Strategic (Marketing) Partnerships
In recent weeks, Emirates Airlines has aligned with the Tourism Authority of Thailand (TAT) as has Qantas Airlines with Tourism Australia. Qantas and Emirates have been global partners since 2013. Both these airlines appreciate the power of strategic alliances.
Whether it’s money, brand alignment or customer access, the benefits of marketing alliances are many as long as the cornerstone of the partnership is shared value.
This isn’t a concept that is only available to the big end of town. It is a model that is adaptable and applicable across industries and business models. From a franchisee/franchisor relationship to a manufacturer and retailer, a joint approach to marketing can reap rewards for both parties.
In the case of Qantas and Tourism Australia the alliance involves joint marketing activities in terms of digital advertising, social media and trade events, as well as the sharing of anonymised customer data to better reach customers intending to travel. The benefits in this are clear, more money for promotions in a collaborative way are likely to yield greater returns on investment. Increased travel to Australia is the goal which boosts Qantas’ passenger numbers and as a benefit to Tourism Australia, more international visitors helps to meet its targets.
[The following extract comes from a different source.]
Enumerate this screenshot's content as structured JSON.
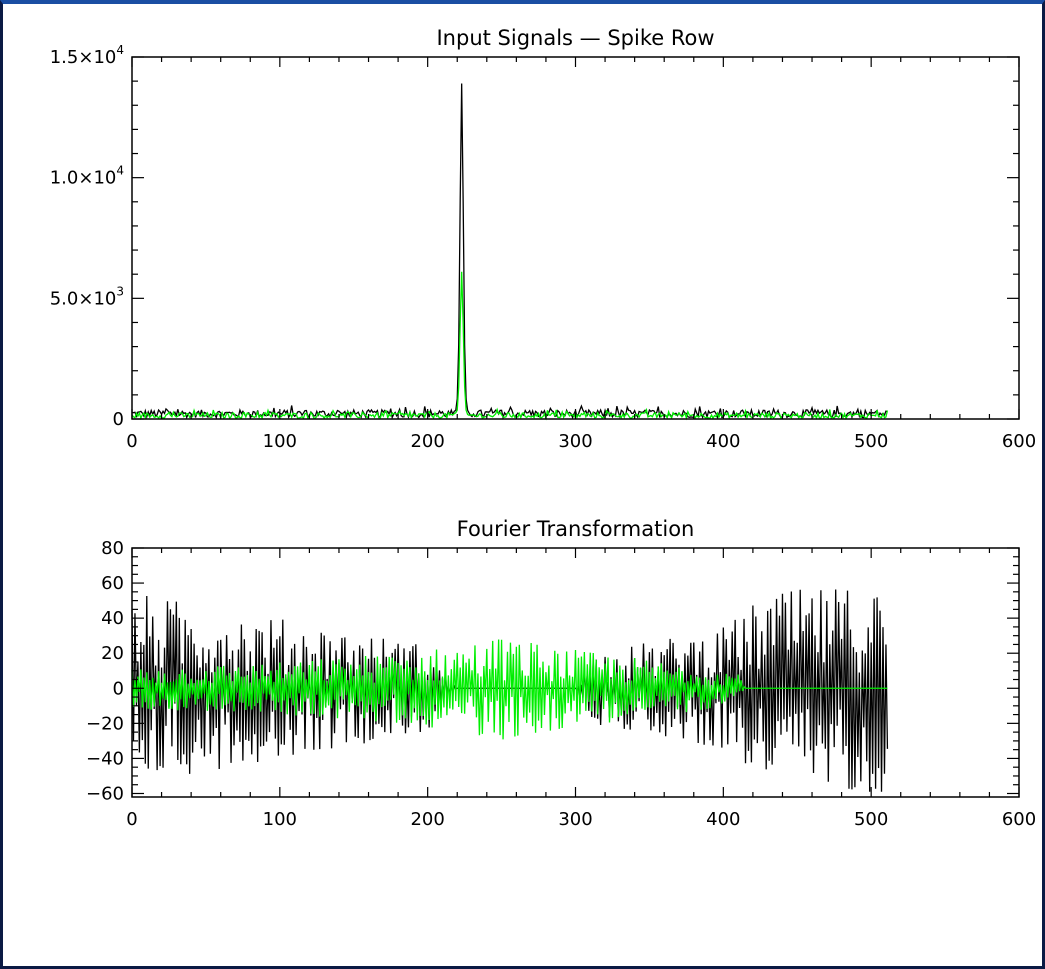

This is much the same as the goals of the Emirates and TAT strategic partnership. Emirates which uses Bangkok as a regional hub stands to benefit from travel to the Kingdom as does the Thai economy. It both build the brand of Thailand as a travel destination and the economy from increase in visitor numbers.
It is in part due to strategic marketing and collaborative marketing efforts such as the above that explain why both Australia and Thailand have seen strong double digit increases in their visitor numbers in the last 12 months. As these new partnerships bear fruit, this trend is likely to continue.